オーディオ的な楽しみが詰まったヘッドフォン
利用にあたって、野村氏はいくつかのアドバイスを提示した。野村氏の印象では、出力段よりもDACや入力段での実力が問われるという。ケーブルの接続はMMCXで、リケーブルによる音の変化も楽しめるが、野村氏の実験によると、サエクコマースが発売しているShureのSRH1840/1540用モデルはだいたい使えるが、ジャック部が細くないと物理的に干渉してしまうという。「パイオニアのヘッドフォンアンプ『U05』で試した場合、ケーブルにこだわってロックレンチアジャストを2以下にするといい音になりました。

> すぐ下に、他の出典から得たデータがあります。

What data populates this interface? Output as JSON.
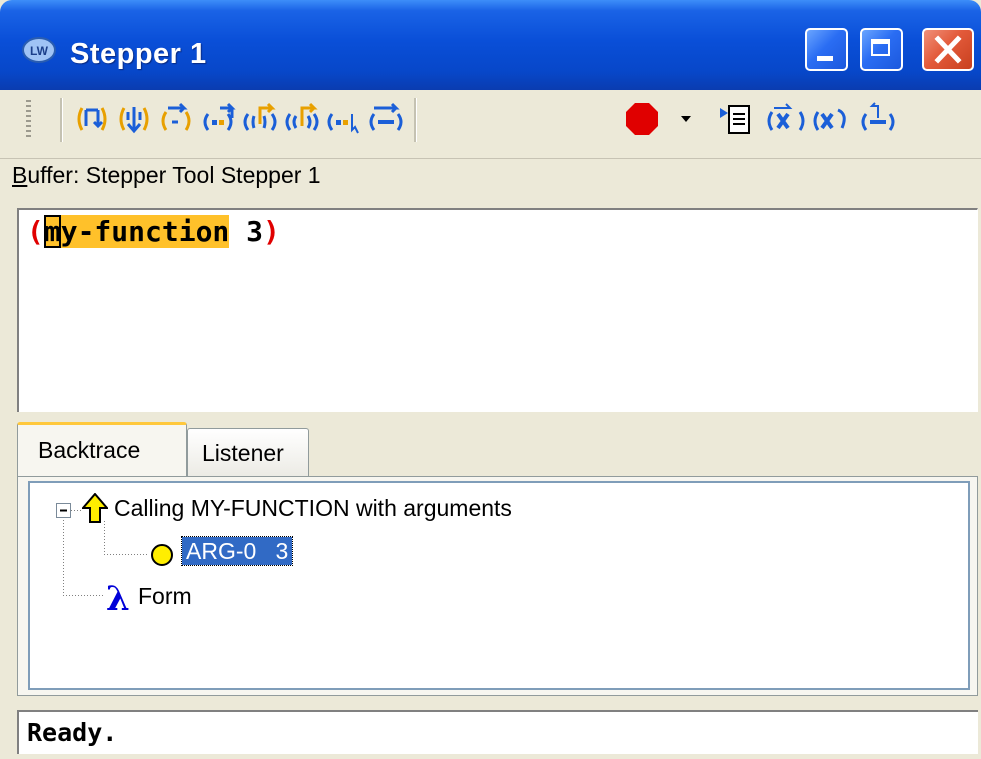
{
  "window": {
    "title": "Stepper 1"
  },
  "toolbar": {
    "icons": [
      "step-icon",
      "step-into-icon",
      "step-next-icon",
      "step-over-icon",
      "step-out-icon",
      "step-up-icon",
      "step-to-cursor-icon",
      "continue-icon",
      "breakpoint-icon",
      "dropdown-arrow-icon",
      "show-source-icon",
      "restart-frame-icon",
      "return-from-frame-icon",
      "abort-icon"
    ],
    "breakpoint_color": "#e00000",
    "icon_color": "#1b5fd8",
    "accent_color": "#e8a000"
  },
  "buffer": {
    "label_hotkey": "B",
    "label_rest": "uffer: Stepper Tool Stepper 1"
  },
  "editor": {
    "open_paren": "(",
    "cursor_char": "m",
    "function_rest": "y-function",
    "space": " ",
    "arg": "3",
    "close_paren": ")",
    "highlight_color": "#ffc12a"
  },
  "tabs": [
    {
      "label": "Backtrace",
      "selected": true
    },
    {
      "label": "Listener",
      "selected": false
    }
  ],
  "tree": {
    "root": {
      "label": "Calling MY-FUNCTION with arguments",
      "expander": "⊟",
      "icon": "up-arrow-icon"
    },
    "child": {
      "label": "ARG-0   3",
      "icon": "circle-icon",
      "selected": true
    },
    "form": {
      "label": "Form",
      "icon": "lambda-icon",
      "glyph": "λ"
    }
  },
  "status": {
    "text": "Ready."
  }
}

ORBは実際試してはいないですが、JADE1やJADE2なんかが合いそうです」(野村氏)。
製品的なキャラクターとしては「かなり遊べるヘッドフォン」だと野村氏は話す。瑤寺氏は「個性を消す方向で調整をしました」と話しているが、野村氏によると高いポテンシャルと相まって、ユーザーの好きな方向に音を追い込むことが可能であるという。「インピーダンス特性は意外と優しいので、AKシリーズなどのハイエンドプレイヤー直刺しやポタアンでも意外と鳴ります。ですがあまりに懐が深くシステム全部の音があからさまに鳴るため、アンプの音、プレイヤーの音が露骨に出てきます。機材の弱点もモロバレなので、場合によってはシステムの見直しまで出てくるかもしれません。音を追い込むのには根気がいるかもしれませんが、そういった意味では正に“リファレンス”でしょう」(野村氏)。
野村氏は、「SE-MASTER1」を「既存の大メーカー製ヘッドフォンとは全くコンセプトが異なる製品」と評価。「パイオニアだからできた製品だと感じます。日本のメーカーが真面目に作ったハイエンドを、いちオーディオファンとして素直に喜びたいですね」(野村氏)。